Australia requires ID checks for crypto withdrawals

From July 1, Australian regulated crypto exchanges and virtual asset service providers must collect and verify payer and payee identities and transfer data for all transfers, including withdrawals, before releasing assets.

AUSTRAC guidance effective July 1 requires regulated crypto exchanges and virtual asset service providers in Australia to collect and verify payer and payee identities and related transfer data before making transferred virtual assets available. The guidance applies to domestic and international value transfers and sets no minimum amount for the requirement.

The guidance implements the Travel Rule for virtual asset transfers. A value transfer chain begins when a reporting entity accepts a customer’s instruction to move virtual assets. The ordering institution must collect and verify the payer’s identity, obtain the payee’s full name and assemble tracing information about the transfer. Relevant transfer-message data must be passed to other businesses involved in the chain as required by the guidance.

A beneficiary institution that receives funds must check whether incoming information is complete and accurate before making the transferred value available to the recipient. Missing or unclear details can delay availability while institutions resolve or verify the required data.

AUSTRAC specifies that a new value transfer chain starts each time an instruction to transfer value is accepted. Funds received into an account or custodial wallet that are later moved again can trigger fresh Travel Rule obligations. Reporting entities must therefore gather and retain transfer data at the point of instruction for repeat movements.

Transfers involving self-hosted wallets are handled differently. A transfer to a self-hosted wallet is exempt from sending Travel Rule data to another business in the chain, but the ordering institution must still collect and verify payer information, capture payee details and record tracing information. A beneficiary institution receiving funds from a self-hosted wallet must obtain payer and tracing information and, if it does not already hold it, the payee’s full name before making assets available.
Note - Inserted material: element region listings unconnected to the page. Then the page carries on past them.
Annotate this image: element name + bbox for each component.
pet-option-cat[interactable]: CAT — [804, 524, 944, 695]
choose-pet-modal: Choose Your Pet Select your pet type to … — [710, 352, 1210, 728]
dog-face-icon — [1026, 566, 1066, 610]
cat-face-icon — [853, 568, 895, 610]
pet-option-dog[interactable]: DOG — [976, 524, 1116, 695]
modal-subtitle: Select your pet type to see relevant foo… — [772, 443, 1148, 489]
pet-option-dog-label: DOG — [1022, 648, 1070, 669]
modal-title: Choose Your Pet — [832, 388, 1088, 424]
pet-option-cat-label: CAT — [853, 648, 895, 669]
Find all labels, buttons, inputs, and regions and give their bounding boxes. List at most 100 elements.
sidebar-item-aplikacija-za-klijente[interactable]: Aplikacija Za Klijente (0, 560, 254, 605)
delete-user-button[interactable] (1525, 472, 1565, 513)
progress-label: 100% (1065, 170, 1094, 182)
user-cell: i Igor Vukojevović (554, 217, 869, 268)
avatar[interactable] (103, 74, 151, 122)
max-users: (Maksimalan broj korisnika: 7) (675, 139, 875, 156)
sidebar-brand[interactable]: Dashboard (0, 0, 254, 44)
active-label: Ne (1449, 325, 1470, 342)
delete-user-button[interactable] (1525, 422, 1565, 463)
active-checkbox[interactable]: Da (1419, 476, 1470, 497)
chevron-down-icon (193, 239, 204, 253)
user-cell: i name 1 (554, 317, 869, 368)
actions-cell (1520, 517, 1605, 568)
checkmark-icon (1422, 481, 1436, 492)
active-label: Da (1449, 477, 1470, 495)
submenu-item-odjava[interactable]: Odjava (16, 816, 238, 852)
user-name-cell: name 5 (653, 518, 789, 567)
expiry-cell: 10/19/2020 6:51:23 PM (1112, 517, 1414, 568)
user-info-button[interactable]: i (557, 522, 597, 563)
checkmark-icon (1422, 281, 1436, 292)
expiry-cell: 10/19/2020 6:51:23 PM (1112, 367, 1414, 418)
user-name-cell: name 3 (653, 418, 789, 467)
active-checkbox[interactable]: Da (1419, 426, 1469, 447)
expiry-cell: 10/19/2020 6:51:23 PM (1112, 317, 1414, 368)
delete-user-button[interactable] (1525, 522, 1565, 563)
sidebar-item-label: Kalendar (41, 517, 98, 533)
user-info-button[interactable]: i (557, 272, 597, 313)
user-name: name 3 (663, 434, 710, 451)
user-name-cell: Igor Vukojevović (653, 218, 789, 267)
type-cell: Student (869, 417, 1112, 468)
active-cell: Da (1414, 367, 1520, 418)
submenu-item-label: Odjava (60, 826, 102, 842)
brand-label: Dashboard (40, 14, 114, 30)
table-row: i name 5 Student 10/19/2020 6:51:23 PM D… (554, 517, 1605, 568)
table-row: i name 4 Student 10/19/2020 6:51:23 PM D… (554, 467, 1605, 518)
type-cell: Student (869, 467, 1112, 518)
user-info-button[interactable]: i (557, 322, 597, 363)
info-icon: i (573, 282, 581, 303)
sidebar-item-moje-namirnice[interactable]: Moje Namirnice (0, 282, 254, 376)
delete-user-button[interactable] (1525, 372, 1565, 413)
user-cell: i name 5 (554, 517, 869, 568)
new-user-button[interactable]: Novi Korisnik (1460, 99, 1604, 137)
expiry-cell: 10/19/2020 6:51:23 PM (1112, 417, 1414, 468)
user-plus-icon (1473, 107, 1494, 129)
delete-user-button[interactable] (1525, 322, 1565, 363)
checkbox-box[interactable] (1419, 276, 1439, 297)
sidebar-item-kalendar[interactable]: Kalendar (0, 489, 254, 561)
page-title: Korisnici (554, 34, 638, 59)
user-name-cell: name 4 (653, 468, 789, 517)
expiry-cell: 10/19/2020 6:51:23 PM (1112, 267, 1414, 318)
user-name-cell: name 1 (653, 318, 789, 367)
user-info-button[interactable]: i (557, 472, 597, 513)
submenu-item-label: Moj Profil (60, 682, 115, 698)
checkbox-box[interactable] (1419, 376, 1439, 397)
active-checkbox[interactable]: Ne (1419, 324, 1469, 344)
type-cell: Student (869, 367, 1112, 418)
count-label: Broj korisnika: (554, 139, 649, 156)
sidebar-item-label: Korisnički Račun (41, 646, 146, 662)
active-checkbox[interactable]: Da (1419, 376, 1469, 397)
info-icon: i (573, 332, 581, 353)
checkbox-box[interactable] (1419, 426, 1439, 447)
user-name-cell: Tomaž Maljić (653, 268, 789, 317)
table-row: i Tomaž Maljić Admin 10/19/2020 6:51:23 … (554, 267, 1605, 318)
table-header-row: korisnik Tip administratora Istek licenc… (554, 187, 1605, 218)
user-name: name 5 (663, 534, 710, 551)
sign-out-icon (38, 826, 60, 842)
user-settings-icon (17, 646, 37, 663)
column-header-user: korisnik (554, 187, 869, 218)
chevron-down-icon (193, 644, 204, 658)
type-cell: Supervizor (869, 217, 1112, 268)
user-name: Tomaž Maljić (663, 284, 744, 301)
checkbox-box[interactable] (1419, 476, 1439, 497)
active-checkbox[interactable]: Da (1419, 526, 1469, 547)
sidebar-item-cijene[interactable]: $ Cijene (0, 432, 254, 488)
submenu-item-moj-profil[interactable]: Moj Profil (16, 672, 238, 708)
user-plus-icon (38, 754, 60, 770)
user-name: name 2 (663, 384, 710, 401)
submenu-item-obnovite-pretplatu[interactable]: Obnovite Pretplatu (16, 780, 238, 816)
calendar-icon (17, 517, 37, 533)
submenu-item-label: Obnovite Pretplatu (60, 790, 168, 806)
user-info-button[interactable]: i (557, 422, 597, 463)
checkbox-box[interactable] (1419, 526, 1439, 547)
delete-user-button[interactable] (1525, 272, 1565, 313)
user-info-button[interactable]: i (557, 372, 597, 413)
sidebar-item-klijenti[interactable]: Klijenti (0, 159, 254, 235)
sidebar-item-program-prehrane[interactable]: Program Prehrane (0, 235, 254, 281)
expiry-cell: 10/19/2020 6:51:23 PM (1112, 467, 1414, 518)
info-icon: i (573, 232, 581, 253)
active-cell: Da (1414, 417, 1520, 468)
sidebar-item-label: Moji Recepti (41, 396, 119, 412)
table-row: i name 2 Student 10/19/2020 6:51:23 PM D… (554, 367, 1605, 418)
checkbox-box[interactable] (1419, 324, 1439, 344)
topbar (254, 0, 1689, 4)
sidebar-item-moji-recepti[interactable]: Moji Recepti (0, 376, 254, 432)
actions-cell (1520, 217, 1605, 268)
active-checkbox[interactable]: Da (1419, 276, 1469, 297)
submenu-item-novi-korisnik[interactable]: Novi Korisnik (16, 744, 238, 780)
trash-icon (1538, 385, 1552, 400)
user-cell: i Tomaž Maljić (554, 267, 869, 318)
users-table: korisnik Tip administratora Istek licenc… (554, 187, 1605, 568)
Businesses must adopt policies to determine whether a wallet is custodial or self-hosted and assess whether a custodial wallet controller is licensed or registered where applicable.

The guidance covers services that accept instructions to transfer virtual assets or make transferred virtual assets available, including custody, crypto-to-crypto exchange and other services linked to the offer or sale of virtual assets connected to Australia. AUSTRAC deferred some AML/CTF obligations for new registrable virtual asset services until July 1, 2026, but the Travel Rule requirements described above are effective from July 1, 2024.

Operationally, reporting entities must integrate wallet classification, transaction monitoring, secure-message handling and record-keeping into live deposit and withdrawal flows. Platforms may add recipient or wallet information fields and extended review steps when they need to classify a destination, resolve missing details or confirm whether a counterparty can receive transfer-message data securely.

Users can continue to hold assets in private self-custody, but transfers that cross the regulated bridge between exchanges and self-hosted wallets are likely to involve identity and tracing questions at the exchange boundary. The guidance requires exchanges and other reporting entities to collect and route the information specified by AUSTRAC before or alongside on-chain settlement.